Comfort & Counsel

Home  Articles  Site map

"

Pointers along the way #234

The great commandments
- Jacob Ninan

A legal expert asked Jesus which the great commandment was (Mt.22:36). His reply was that the great and foremost commandment was to love God with every part of our being. But we notice that He did not stop there but went on to tell them about the second most important commandment (v.37,38). That is to love our fellow human beings just like we love ourselves (v.39). Jesus was indicating that keeping the first commandment would not be complete without keeping the second also.

When we look around at sincere Christians, we find that we sometimes focus on loving God more than everything else or on showing love to fellow human beings. It is possible for us to focus so much on one that we neglect the other. In our single minded pursuit after pleasing God people can be neglected, despised, trampled upon, and pushed out of the way. While we seek to show love to people we may cut corners with some of God's commandments.

But God does not want us to be either way. He wants us to love Him more than everyone and everything else AND love other people too. He wants us to develop and grow in both directions at the same time. He sees these two commandments as two sides of the same coin, so that we cannot really have one without the other. John emphasised this saying that if we did not love our brother whom we could see, we should not imagine that we loved God (1Jn.4:20).

The reason why we fall into one of these two tracks is that our vision is narrowly focused on one of the two goals instead of seeing that they go together. Think of a man who makes it his ambition to live before God, doing everything right in His eyes (Ge.17:1). This is so important to him that he has no time to think about, e.g., whether his actions and attitudes hurt anyone. He has no time to meet the needs of people because he is busy with his Bible studies and prayer meetings. On the other hand, think of another man who is busy doing things to help others in various ways. He is, e.g., thinking up new ways to 'bless' people and perhaps neglects the need to have personal integrity or to find out what the Lord would want him to do.

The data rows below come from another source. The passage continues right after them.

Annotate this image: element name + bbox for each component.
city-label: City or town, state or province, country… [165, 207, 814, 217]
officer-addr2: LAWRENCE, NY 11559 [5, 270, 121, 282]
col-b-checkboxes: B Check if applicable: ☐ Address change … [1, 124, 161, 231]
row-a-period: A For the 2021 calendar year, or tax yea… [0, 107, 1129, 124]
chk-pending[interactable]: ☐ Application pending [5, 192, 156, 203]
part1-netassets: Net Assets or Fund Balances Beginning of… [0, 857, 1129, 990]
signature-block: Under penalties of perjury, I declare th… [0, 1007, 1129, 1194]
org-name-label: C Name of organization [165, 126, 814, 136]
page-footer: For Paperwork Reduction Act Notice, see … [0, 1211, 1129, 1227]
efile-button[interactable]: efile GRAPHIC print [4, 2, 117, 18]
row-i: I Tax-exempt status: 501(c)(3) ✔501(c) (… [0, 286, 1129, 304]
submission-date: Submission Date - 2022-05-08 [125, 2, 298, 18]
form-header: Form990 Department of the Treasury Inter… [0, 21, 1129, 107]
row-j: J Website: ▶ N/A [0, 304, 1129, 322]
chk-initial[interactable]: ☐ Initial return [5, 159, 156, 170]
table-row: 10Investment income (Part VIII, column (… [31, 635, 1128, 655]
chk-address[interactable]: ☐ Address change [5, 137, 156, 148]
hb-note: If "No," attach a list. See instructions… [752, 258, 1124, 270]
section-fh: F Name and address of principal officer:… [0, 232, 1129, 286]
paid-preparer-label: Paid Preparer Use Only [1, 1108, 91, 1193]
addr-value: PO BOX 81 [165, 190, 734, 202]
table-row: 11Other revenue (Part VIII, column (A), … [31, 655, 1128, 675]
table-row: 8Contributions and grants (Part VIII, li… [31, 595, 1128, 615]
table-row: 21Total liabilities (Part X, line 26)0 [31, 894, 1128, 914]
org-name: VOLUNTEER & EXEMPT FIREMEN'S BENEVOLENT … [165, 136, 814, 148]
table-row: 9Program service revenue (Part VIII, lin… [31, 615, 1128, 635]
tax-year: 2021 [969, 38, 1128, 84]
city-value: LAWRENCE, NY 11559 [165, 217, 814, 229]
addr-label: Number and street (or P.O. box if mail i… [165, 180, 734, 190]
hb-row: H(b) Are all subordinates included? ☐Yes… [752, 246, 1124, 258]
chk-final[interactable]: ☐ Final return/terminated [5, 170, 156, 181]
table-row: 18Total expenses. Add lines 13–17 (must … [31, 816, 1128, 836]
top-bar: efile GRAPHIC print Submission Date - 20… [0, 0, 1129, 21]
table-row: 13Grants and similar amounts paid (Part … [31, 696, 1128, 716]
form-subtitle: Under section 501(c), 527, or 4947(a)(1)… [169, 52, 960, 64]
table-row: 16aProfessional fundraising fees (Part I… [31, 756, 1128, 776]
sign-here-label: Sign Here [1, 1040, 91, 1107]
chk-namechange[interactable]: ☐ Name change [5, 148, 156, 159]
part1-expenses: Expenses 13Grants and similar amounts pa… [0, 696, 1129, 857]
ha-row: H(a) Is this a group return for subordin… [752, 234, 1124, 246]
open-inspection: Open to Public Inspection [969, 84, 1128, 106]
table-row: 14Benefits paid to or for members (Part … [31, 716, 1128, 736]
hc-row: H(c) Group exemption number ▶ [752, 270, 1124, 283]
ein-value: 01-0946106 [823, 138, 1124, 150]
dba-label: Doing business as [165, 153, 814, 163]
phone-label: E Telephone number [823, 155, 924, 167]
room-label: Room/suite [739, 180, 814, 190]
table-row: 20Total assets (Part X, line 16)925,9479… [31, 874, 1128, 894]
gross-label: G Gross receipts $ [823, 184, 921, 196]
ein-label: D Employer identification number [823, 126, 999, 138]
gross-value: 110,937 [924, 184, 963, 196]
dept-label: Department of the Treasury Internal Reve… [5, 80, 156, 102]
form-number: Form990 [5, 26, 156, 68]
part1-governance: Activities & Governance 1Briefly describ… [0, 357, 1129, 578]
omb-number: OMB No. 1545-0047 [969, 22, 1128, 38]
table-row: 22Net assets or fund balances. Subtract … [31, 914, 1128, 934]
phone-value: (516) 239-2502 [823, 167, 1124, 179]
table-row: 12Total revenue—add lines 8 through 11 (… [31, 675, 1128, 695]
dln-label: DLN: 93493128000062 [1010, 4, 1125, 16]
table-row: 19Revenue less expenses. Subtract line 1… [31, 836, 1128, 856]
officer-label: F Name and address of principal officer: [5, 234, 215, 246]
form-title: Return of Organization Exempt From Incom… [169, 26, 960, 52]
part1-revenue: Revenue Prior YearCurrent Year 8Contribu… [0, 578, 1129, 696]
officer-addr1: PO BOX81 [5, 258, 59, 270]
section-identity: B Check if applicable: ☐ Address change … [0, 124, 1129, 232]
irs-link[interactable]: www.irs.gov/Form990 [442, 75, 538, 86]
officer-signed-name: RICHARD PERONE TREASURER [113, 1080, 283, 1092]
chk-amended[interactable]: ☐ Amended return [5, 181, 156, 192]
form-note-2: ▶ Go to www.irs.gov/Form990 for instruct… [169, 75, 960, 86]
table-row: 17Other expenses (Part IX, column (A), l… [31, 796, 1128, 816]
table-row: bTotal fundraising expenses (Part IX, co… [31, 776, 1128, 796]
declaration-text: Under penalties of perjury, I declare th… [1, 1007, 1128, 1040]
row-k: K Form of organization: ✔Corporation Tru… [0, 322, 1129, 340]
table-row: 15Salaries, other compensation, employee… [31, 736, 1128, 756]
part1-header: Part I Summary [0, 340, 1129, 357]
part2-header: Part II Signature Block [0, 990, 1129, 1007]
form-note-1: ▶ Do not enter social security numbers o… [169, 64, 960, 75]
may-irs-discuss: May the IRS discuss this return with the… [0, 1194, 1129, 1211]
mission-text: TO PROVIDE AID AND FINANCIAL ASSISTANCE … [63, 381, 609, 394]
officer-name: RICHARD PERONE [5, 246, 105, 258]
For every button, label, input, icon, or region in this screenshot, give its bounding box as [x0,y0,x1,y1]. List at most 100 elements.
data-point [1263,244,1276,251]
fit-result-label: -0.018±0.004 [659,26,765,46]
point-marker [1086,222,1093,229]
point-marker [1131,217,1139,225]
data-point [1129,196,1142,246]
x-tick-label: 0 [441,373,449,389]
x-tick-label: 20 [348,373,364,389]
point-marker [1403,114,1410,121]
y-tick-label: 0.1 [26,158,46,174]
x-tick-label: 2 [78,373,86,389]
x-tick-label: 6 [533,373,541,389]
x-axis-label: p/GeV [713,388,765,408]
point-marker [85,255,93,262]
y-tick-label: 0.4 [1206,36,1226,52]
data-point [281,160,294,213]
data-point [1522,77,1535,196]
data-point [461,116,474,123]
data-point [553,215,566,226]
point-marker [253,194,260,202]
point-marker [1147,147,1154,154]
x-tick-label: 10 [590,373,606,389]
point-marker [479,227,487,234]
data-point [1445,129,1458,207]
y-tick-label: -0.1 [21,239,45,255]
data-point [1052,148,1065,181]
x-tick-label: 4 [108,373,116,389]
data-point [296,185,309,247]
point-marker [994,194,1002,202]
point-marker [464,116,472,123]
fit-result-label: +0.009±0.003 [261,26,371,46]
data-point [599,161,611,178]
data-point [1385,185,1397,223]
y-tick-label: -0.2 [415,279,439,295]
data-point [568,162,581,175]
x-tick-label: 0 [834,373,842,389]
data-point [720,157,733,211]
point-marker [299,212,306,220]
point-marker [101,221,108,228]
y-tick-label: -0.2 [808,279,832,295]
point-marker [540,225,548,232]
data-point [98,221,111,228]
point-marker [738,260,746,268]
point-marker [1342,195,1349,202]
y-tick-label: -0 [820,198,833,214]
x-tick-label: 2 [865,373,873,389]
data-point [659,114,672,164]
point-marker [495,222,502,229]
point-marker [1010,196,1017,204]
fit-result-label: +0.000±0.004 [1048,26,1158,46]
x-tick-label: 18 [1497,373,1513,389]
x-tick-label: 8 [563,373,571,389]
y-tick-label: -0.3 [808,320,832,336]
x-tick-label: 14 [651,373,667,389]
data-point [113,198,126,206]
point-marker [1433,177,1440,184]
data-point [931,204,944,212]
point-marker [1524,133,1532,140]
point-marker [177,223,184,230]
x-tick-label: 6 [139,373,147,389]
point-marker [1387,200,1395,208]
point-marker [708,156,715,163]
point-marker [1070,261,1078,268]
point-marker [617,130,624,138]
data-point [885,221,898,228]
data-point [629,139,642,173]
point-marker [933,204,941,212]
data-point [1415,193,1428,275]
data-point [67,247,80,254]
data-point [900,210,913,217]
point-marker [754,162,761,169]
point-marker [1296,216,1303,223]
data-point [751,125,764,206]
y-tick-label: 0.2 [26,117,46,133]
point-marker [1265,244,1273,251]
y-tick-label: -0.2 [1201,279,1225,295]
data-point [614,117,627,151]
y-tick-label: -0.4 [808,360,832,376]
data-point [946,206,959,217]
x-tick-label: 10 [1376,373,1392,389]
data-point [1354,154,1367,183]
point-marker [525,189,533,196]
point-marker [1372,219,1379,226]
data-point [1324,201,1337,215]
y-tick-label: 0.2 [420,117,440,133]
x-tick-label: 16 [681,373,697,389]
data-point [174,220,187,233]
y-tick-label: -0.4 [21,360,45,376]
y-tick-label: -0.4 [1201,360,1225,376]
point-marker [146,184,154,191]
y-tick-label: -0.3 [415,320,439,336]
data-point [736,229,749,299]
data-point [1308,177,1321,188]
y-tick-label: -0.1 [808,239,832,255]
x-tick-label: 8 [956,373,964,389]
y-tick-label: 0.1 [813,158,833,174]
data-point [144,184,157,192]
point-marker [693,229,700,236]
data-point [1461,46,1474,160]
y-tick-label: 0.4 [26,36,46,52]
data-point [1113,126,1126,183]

Jesus scolded the Pharisees for concentrating so much on the exactness of obeying God through their tithes that they missed out on showing compassion, mercy, justice, etc. (Mt.12:7;23:23). He illustrated this with the story of the Good Samaritan where the religious leaders neglected the robbery victim lying on the road. On the other hand He spoke of how unfaithfulness in handling money will block spiritual blessings (Lk.16:11). Social action without the love of God will still bless people. But those who do it will not receive any blessing from God (1Co.3:11-14).

When we love God with all our heart, all that we do will come from the love of Christ that controls us (2Co.5:14,15). That is why it is the first commandment. But something is wrong if our so-called love for God does not lead to blessing and serving others.